Motorists traveling on Interstate 10 between Banning and the Coachella Valley are likely to confront nighttime traffic delays in both directions starting Tuesday due to road work, according to Caltrans.
Over the past year, crews have been gradually making improvements to nearly 20 miles of freeway between Beaumont and state Route 111 north of Palm Springs as part of the I-10 Pavement Rehabilitation Project, also called the I- 10 Tune-Up.
At night, motorists traveling in the east- and westbound directions should be prepared for lane closures through Friday between 7 p.m. and 6:30 a.m. daily, Caltrans officials said.
Going westbound, lane closures are expected between the SR-111 interchange and Main Street in Cabazon. Motorists were urged to brace for reductions in lane width due to restriping work along the corridor.
In the eastbound direction at night, alternating traffic lane closures will occur between Eighth Street in Banning and Main Street in Cabazon.
Additionally, the eastbound I-10 connector to SR-111 will be closed intermittently.

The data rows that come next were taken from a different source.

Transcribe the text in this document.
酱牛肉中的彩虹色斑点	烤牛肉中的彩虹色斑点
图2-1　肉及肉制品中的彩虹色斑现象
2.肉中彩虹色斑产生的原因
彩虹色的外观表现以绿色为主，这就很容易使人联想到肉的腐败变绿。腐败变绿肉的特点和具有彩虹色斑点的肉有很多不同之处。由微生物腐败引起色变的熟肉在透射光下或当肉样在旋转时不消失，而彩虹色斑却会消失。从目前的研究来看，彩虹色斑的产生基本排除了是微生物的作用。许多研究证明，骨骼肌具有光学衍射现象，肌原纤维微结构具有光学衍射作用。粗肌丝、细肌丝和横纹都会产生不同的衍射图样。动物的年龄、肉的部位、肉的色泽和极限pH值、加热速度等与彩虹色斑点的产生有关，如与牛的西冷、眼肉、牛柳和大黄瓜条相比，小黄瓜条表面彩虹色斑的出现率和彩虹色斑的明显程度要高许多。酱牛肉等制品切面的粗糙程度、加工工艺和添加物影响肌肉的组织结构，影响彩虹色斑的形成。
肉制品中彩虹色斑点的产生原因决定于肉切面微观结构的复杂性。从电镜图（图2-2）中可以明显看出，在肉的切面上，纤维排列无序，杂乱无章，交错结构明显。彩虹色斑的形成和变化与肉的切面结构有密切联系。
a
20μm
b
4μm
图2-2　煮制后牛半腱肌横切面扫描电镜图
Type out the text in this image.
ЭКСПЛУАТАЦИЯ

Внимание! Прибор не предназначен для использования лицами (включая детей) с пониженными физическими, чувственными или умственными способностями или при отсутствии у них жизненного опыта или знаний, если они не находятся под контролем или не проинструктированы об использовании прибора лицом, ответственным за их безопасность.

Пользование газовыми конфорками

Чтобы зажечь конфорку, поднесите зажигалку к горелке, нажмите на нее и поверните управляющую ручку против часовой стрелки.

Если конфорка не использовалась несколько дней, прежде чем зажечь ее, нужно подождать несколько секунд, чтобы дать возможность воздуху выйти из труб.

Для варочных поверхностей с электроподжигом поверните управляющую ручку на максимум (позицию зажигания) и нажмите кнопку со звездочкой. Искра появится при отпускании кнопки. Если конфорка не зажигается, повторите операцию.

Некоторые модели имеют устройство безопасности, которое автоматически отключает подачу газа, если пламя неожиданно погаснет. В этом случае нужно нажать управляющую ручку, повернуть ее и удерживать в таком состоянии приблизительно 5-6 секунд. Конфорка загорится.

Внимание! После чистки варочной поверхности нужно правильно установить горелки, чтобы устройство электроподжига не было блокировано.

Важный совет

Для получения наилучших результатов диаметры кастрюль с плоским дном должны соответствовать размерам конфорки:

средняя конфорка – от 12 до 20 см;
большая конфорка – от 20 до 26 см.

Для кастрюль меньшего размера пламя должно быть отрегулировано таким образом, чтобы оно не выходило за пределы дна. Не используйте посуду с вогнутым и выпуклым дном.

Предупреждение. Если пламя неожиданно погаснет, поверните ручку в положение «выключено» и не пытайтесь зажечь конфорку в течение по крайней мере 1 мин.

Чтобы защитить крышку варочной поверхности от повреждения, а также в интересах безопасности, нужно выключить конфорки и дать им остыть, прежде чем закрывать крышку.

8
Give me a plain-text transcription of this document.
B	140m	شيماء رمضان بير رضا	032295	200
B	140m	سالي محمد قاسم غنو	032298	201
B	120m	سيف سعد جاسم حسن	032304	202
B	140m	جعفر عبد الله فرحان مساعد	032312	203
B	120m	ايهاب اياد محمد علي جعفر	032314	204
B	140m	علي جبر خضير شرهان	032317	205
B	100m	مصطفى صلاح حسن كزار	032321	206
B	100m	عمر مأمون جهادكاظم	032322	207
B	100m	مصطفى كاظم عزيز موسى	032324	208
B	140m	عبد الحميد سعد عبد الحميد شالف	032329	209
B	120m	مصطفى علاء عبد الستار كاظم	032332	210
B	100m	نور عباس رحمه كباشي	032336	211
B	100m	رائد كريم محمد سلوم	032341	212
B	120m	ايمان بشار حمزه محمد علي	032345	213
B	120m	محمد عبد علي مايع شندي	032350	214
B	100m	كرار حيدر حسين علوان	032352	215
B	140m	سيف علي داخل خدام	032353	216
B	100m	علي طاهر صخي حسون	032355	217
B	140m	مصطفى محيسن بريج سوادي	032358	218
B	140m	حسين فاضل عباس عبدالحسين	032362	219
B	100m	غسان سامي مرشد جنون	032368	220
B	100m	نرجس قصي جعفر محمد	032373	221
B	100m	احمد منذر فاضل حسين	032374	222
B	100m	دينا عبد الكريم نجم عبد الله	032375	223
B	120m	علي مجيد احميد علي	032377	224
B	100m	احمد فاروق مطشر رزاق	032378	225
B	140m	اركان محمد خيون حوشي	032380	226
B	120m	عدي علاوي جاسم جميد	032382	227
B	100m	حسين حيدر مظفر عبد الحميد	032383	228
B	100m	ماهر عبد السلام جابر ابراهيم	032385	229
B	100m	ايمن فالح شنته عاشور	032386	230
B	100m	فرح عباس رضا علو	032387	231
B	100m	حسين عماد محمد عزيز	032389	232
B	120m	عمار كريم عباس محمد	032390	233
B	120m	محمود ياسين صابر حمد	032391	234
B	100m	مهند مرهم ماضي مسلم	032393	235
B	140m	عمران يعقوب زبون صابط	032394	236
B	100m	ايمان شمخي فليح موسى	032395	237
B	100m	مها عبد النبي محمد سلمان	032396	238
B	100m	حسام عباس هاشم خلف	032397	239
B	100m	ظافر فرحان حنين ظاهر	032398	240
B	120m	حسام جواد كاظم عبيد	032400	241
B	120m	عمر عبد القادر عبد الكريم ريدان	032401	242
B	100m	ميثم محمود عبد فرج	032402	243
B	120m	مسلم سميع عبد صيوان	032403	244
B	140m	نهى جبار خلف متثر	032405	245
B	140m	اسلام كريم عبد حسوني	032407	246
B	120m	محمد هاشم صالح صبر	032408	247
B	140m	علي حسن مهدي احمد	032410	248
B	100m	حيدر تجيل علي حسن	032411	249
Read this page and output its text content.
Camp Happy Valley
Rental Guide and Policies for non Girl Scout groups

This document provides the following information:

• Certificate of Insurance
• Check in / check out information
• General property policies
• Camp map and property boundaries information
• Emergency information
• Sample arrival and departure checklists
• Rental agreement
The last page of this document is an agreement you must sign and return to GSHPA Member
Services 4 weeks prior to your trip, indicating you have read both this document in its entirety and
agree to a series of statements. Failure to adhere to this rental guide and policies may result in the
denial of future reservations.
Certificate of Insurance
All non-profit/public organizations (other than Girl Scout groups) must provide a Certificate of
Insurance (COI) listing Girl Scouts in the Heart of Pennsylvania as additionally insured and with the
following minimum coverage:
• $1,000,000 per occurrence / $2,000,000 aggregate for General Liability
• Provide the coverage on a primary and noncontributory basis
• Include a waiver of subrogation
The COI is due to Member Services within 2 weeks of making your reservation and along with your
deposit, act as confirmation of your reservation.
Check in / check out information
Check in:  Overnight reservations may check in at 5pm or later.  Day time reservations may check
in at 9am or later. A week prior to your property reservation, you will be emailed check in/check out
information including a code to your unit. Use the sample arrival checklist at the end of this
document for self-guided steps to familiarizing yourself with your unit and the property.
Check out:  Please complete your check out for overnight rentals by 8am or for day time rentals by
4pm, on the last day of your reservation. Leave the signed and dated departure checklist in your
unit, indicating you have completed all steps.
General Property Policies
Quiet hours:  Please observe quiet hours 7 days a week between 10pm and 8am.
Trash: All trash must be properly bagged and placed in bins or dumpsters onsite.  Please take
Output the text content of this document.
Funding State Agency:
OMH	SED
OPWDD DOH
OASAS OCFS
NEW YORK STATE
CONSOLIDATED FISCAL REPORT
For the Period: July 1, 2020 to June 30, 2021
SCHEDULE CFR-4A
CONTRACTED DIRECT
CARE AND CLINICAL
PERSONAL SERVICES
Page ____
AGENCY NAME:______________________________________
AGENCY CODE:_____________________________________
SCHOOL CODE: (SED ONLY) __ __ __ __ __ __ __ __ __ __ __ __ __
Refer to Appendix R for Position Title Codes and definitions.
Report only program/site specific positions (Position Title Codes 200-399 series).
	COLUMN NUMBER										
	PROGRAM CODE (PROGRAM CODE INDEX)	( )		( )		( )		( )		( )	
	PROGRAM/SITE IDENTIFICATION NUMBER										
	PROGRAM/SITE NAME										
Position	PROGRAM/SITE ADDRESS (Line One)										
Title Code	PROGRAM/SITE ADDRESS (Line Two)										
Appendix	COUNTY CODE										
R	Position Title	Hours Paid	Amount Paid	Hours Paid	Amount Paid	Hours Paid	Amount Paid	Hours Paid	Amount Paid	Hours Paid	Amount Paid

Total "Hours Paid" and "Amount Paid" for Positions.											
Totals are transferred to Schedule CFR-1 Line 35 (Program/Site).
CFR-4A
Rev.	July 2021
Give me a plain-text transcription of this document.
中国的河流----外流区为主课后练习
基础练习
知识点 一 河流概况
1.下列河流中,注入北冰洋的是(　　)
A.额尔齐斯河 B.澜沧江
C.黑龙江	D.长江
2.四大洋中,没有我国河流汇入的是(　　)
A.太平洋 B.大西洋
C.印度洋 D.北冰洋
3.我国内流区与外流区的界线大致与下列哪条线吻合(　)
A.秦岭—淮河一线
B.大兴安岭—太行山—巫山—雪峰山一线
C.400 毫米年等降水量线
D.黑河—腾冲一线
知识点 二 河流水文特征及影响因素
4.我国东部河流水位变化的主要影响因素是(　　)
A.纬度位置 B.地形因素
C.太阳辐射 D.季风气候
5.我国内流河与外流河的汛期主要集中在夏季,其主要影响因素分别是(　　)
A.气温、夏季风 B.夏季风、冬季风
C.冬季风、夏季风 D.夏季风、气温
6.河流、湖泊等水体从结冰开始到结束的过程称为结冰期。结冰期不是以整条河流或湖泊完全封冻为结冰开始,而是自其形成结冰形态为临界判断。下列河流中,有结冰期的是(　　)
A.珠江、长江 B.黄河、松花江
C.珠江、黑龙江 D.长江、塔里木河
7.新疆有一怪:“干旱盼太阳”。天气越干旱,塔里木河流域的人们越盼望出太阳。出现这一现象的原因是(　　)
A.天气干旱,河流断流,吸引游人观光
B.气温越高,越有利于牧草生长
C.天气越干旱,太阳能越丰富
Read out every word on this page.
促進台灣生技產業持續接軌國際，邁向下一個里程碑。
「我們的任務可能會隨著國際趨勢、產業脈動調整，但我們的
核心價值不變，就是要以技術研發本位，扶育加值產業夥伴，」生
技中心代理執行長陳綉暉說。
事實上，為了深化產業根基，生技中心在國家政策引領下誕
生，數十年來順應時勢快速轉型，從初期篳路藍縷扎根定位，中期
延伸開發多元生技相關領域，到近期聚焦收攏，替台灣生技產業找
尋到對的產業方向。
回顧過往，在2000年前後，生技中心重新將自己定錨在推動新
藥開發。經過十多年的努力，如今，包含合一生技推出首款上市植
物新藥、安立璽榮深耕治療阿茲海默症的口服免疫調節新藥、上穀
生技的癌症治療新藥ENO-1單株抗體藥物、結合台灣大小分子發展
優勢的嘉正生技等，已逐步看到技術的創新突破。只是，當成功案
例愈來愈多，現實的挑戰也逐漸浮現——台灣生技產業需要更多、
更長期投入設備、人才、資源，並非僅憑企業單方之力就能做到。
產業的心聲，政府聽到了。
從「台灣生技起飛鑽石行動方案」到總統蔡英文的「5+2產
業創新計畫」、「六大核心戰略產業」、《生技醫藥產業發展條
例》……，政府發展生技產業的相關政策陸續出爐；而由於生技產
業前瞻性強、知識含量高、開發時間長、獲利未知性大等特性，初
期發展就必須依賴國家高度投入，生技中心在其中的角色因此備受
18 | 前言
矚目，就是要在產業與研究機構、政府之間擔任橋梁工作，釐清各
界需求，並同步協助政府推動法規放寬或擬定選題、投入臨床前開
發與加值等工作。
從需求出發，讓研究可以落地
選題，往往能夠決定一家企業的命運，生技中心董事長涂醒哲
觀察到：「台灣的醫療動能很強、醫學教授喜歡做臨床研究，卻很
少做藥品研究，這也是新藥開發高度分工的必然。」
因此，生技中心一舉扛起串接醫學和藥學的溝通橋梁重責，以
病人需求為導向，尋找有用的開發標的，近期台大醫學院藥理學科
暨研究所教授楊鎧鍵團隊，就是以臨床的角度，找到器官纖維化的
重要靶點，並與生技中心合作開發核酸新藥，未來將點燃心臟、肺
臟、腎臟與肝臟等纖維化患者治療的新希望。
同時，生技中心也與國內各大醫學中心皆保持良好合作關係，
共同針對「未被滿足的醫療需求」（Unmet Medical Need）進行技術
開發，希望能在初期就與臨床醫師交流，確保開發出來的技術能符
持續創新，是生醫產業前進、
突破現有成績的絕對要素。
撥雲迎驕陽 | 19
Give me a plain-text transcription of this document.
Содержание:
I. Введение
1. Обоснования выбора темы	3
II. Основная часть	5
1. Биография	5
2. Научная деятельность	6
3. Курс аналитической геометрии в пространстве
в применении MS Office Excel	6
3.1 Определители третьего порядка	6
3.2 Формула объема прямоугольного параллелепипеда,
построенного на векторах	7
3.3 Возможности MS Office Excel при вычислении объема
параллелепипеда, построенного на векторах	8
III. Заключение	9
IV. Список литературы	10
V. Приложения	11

The eastbound Haugen-Lehamnn Way Interstate 10 on-ramp is also closed for “material storage, worker safety and ramp improvements,” according to Caltrans.
No daytime lane closures are currently planned, although crews are set to work through Friday during the daytime hours at various points along the thoroughfare.
Crews are also currently working to shift a crossover lane now in place between Banning and Cabazon from the east- to westbound side of the interstate.
The roughly five-mile temporary lane was built to allow eastbound traffic to cross onto the opposing side of the roadway onto a separated lane from the others in order to avoid daytime lane closures.
The shift is expected to be completed within one to two months, officials said.
The I-10 Tune-Up includes replacing guardrails, repaving outside lanes, replacing slabs in inside lanes and upgrading various on-ramps and off- ramps to comply with the Americans with Disabilities Act.
The $210 million project is primarily funded by the state gas tax, and the remainder through federal funds as well as some funding from the state, according to Caltrans.
Work is scheduled to be completed by the end of 2022.